I know, I know, she’s singing about a cheating lover. But doesn’t she capture well the sentiment many “conservative” “Republican” “voters”—many of them “evangelical” “Christians”—seem to have towards “their” elected representatives this year? (Explaining those scare quotes is a topic of several other posts. Sorry, I’m Not Sorry.)
So, one dilemma faced by the makers of Republican Lemonade this year is: why shouldn’t we take precisely the same Beyonce-like attitude to Trump and his followers that he and many of them took towards us?
One answer of, course, is a version of “if we don’t hang together, we’ll all hang separately.” Gotta beat back the worse threat in the general. And so on.
So, then, putting all this together, and coming back to the curious passage in Matthew that we began with, I offer this:
How to Make Republican Lemonade (2016 version):
Step 1. Toss a yuuuge rotten orange, uncut, into an old blender.
Step 2. When the blender breaks and becomes a smoking heap by trying to cut through the orange skin, pour the contents into a cup and call it “lemonade.”
Step 3. Advertise “lemonade” as The Lesser of Two Evils, or Better Than The Alternative, or something equally inspiring.That’s the relevance of Jesus’ words here. The Grand Old Party is like the old blender / old wineskins. Mr. Tropicana is like the rotten orange / new wine. It’s hard not to see what’s happening as a big huge mess in which one thing busts up another and leaves both of them far worse off in the long run.
OK, that was somewhat cathartic. But is there a serious philosophical question, or point, here?
Well, I think so.
Question: is it not difficult, but ultimately valuable, for any politically inclined person to balance both personal consistency over time and personal integrity at given time?
I think the answer is “yes.”
I think you can see this no matter what your political party affiliation (or if you deliberately have none at all). But I leave it up to you to do the satire and seriousness you find most appropriate to your own station.
It’s difficult because there are both so many so-called “knowns”—such as your preferences, your moral and religious beliefs, your beliefs about the history of different people and different historical situations—and so many so-called “unknowns”—such as how other voters will act, how much the future behavior of candidates will resemble their past, and what circumstances tomorrow will bring.
But it’s valuable because each of us has to live with ourselves. Not just in the collective sense familiar to politics—“we have to live together”—but in the individual sense familiar to each soul—“I have to live with myself, look myself in the mirror, etc.”
Here’s my version of it for now: Mr. Trump and I have some things in common, but I’m still not committing to support or vote for him yet.
You’ve probably heard of “six degrees of separation” linking you and someone else (if not, Wikipedia will help). But since “separation” and “solidarity” are sometimes seen as opposites, I offer, at the risk of damning with faint praise…

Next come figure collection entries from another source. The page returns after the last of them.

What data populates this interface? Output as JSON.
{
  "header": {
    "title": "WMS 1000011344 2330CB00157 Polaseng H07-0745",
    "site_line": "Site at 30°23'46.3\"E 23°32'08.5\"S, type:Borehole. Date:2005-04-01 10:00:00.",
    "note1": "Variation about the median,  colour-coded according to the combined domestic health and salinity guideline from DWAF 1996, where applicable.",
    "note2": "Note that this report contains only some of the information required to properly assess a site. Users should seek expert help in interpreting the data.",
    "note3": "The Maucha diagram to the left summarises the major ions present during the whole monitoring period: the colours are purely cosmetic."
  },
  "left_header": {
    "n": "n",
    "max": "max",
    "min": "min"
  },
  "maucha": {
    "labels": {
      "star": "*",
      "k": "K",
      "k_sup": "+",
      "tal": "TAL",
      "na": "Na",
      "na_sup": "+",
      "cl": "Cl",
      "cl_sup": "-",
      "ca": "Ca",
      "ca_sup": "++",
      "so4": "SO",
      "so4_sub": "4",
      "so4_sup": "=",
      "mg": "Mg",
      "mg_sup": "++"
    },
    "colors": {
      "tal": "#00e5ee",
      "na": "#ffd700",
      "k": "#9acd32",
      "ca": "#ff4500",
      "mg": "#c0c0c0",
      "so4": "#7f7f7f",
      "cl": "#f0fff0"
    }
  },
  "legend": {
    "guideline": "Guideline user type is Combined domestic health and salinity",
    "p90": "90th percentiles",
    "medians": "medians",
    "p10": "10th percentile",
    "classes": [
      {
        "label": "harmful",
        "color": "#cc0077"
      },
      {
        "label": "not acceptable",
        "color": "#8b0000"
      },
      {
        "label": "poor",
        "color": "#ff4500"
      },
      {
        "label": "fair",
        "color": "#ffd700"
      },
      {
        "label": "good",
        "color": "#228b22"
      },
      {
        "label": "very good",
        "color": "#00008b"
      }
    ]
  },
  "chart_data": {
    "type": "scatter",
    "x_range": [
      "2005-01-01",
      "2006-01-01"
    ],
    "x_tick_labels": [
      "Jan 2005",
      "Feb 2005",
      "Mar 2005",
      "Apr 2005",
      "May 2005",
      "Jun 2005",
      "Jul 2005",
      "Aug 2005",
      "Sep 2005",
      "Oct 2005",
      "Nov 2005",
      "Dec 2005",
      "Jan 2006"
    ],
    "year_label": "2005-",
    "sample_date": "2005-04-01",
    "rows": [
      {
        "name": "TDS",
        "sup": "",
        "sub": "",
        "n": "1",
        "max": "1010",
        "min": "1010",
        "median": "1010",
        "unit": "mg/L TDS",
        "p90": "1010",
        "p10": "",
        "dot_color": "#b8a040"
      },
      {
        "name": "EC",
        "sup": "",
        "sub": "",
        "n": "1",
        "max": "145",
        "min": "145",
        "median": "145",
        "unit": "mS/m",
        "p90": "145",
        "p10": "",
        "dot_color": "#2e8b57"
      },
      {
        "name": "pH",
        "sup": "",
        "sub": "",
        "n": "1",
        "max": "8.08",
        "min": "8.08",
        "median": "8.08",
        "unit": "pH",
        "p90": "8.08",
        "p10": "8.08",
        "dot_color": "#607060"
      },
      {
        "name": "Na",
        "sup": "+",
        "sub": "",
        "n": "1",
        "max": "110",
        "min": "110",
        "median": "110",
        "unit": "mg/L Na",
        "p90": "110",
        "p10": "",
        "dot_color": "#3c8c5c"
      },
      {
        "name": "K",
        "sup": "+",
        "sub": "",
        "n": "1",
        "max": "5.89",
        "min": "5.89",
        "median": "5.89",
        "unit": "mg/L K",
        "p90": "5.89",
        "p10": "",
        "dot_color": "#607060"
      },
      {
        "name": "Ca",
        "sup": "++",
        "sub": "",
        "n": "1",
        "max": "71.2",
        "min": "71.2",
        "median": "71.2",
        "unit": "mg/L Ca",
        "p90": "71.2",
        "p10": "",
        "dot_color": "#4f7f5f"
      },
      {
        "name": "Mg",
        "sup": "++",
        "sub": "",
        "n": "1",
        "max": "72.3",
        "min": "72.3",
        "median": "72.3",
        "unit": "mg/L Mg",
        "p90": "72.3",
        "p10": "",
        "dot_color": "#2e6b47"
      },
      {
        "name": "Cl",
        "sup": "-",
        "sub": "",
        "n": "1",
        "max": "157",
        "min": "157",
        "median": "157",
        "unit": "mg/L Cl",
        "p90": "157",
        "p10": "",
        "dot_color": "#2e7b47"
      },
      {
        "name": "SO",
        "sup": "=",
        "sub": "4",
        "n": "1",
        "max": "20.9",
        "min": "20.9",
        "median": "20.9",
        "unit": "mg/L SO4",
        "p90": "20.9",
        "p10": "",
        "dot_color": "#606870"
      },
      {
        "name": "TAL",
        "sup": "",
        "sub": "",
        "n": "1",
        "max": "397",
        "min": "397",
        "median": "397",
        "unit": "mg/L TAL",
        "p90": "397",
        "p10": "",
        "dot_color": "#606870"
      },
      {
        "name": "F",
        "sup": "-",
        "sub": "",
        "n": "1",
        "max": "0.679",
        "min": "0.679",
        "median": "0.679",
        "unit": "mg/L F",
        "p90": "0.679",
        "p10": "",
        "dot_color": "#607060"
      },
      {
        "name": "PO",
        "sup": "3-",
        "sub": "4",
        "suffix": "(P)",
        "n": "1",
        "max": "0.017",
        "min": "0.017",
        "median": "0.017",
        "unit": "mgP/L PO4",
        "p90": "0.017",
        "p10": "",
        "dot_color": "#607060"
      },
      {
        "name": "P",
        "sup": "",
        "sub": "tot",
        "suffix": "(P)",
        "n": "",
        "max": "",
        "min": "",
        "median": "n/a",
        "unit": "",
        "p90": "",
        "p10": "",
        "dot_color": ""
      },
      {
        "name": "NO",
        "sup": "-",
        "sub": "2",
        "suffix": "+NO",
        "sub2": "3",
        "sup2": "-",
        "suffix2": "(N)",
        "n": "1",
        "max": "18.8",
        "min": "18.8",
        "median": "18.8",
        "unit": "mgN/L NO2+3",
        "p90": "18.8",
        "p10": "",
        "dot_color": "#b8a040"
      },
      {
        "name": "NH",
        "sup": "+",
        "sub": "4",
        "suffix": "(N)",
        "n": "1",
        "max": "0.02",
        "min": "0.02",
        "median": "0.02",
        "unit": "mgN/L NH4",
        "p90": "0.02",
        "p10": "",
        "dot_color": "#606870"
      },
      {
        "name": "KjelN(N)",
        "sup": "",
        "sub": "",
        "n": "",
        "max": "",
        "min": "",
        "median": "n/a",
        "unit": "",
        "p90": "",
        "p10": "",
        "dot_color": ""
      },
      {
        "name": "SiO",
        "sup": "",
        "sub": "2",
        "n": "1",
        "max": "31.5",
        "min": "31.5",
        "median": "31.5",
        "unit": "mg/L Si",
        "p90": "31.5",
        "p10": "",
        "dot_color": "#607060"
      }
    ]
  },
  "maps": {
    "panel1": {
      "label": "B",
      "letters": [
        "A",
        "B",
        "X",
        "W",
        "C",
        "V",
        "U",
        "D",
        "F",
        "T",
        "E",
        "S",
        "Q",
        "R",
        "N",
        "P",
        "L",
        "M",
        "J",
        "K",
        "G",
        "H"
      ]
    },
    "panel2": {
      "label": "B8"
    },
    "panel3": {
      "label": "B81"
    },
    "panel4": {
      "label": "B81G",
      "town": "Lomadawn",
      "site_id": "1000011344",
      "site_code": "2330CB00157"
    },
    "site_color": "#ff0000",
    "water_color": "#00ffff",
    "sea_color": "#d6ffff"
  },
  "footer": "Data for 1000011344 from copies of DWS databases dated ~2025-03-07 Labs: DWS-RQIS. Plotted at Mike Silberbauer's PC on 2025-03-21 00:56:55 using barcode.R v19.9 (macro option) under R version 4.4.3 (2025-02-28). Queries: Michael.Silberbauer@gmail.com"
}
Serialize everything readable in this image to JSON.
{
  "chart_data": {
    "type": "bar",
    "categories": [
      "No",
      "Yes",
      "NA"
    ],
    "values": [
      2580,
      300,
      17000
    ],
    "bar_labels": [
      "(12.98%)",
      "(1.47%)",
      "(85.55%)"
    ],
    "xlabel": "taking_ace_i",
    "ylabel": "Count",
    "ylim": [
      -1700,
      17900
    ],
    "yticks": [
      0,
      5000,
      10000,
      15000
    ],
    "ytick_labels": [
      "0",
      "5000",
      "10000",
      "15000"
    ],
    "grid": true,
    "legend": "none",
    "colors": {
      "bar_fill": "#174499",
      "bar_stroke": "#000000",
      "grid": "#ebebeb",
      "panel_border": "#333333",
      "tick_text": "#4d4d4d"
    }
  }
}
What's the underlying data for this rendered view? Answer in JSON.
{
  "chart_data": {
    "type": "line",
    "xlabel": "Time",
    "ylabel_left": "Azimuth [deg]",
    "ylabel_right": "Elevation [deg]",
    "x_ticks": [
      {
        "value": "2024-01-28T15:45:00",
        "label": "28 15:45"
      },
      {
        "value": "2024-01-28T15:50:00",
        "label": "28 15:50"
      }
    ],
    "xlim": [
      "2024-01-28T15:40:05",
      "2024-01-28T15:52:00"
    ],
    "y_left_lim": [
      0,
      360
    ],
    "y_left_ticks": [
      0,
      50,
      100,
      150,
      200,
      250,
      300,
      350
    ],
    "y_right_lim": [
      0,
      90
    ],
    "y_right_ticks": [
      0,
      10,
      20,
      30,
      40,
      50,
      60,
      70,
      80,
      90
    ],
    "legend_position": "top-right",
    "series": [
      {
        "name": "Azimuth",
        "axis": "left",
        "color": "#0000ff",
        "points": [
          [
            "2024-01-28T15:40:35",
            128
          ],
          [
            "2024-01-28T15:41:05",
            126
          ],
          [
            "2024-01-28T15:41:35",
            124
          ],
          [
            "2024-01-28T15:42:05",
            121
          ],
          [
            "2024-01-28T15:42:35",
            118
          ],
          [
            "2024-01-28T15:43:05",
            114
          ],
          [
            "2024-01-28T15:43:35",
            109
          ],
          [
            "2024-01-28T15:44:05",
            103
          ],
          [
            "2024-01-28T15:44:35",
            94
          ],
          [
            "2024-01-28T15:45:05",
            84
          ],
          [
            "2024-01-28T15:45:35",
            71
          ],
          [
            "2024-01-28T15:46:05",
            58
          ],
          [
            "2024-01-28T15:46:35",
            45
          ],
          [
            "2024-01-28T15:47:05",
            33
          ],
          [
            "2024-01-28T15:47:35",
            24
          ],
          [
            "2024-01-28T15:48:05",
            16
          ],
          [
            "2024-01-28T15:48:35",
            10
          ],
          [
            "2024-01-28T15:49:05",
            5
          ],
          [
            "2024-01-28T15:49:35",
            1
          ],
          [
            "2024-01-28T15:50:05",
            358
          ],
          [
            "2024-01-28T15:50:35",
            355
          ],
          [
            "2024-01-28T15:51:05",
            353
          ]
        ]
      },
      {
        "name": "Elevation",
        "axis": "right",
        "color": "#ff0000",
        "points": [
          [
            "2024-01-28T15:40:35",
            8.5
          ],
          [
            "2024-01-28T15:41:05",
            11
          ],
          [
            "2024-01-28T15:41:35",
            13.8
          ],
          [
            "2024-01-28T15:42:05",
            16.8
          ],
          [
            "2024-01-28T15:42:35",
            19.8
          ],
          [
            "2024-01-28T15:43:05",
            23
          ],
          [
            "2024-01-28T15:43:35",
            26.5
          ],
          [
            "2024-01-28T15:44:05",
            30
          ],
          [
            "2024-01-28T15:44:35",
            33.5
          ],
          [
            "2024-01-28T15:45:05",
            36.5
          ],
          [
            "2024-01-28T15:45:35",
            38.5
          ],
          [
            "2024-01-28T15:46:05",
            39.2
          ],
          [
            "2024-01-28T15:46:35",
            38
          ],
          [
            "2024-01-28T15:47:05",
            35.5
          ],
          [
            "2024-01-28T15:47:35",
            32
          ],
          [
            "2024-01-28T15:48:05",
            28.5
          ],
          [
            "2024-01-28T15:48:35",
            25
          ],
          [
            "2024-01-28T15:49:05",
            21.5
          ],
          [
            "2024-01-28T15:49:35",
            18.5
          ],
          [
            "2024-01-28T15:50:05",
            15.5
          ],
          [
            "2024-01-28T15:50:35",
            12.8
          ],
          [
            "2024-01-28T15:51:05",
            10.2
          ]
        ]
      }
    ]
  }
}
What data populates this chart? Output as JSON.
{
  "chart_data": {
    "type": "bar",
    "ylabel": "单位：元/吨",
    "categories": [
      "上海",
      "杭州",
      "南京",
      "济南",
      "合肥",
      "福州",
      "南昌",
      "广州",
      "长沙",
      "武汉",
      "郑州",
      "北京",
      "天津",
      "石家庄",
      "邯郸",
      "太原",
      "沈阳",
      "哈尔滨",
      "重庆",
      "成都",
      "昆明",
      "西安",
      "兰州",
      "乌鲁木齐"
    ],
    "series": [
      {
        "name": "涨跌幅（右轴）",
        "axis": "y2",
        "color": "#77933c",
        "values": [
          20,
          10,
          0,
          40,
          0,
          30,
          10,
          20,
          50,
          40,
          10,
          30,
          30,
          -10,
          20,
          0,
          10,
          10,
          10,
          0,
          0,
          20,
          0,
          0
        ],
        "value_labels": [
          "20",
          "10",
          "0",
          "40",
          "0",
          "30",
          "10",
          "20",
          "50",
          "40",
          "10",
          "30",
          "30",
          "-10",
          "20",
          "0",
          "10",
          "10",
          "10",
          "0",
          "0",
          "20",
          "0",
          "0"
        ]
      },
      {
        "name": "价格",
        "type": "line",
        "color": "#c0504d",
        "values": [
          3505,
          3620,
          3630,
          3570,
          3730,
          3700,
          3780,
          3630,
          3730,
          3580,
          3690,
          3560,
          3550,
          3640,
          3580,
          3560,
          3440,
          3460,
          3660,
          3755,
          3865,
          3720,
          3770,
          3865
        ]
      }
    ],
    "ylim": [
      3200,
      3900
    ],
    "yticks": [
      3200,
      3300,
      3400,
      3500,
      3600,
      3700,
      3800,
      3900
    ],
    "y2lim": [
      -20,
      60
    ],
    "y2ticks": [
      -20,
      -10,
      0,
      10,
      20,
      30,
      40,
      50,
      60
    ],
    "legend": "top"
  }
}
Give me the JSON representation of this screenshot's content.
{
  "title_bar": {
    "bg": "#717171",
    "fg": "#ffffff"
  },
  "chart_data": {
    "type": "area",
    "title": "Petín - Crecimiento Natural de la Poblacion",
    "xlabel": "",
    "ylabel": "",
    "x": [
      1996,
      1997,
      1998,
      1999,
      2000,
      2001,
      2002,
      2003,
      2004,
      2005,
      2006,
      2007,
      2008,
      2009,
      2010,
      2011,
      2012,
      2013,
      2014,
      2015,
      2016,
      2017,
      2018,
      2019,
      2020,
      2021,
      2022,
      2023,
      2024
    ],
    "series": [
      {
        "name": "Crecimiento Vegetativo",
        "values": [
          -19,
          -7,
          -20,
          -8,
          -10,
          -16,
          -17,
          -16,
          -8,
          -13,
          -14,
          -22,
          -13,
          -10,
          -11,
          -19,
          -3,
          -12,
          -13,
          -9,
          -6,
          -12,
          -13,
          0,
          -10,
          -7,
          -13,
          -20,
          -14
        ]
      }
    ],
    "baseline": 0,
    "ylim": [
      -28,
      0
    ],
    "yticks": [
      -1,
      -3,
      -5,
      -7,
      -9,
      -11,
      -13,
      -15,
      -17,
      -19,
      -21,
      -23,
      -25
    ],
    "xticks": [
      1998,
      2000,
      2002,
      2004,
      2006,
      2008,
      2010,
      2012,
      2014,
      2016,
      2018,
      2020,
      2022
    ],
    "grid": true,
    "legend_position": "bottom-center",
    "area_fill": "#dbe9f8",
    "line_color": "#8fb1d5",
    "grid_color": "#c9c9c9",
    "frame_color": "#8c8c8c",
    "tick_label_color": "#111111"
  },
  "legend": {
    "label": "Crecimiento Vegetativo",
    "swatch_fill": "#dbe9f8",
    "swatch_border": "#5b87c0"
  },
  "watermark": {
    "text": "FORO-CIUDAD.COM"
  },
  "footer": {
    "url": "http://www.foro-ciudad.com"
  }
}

My Six Degrees of Solidarity With Mr. Trump:
1. Member of the human family.1 is a low bar, but hey—it’s important to affirm that he is in this sense my “brother” (even if he may want to be Big Brother).
2. American citizen.
3. Professing Republican.
4. Professing Christian.
2 counts too—while it’s partly an accident (of birth), it’s also partly a continual choice (just ask Facebook’s co-founder Eric Saverin).
3 and 4 include the word “professing” in order to cut through a forest of political and theological timber in one swoop. (While my scare quotes above revealed my sympathy for this timber, the move I’m making here doesn’t require dealing with it.)
5 and 6? There are some who would like to make one or both of these into a reason to vote for or against someone. I, on the other hand, do not think either are either.
Bottom line? Even solidarity does not equal or entail support. Sorry.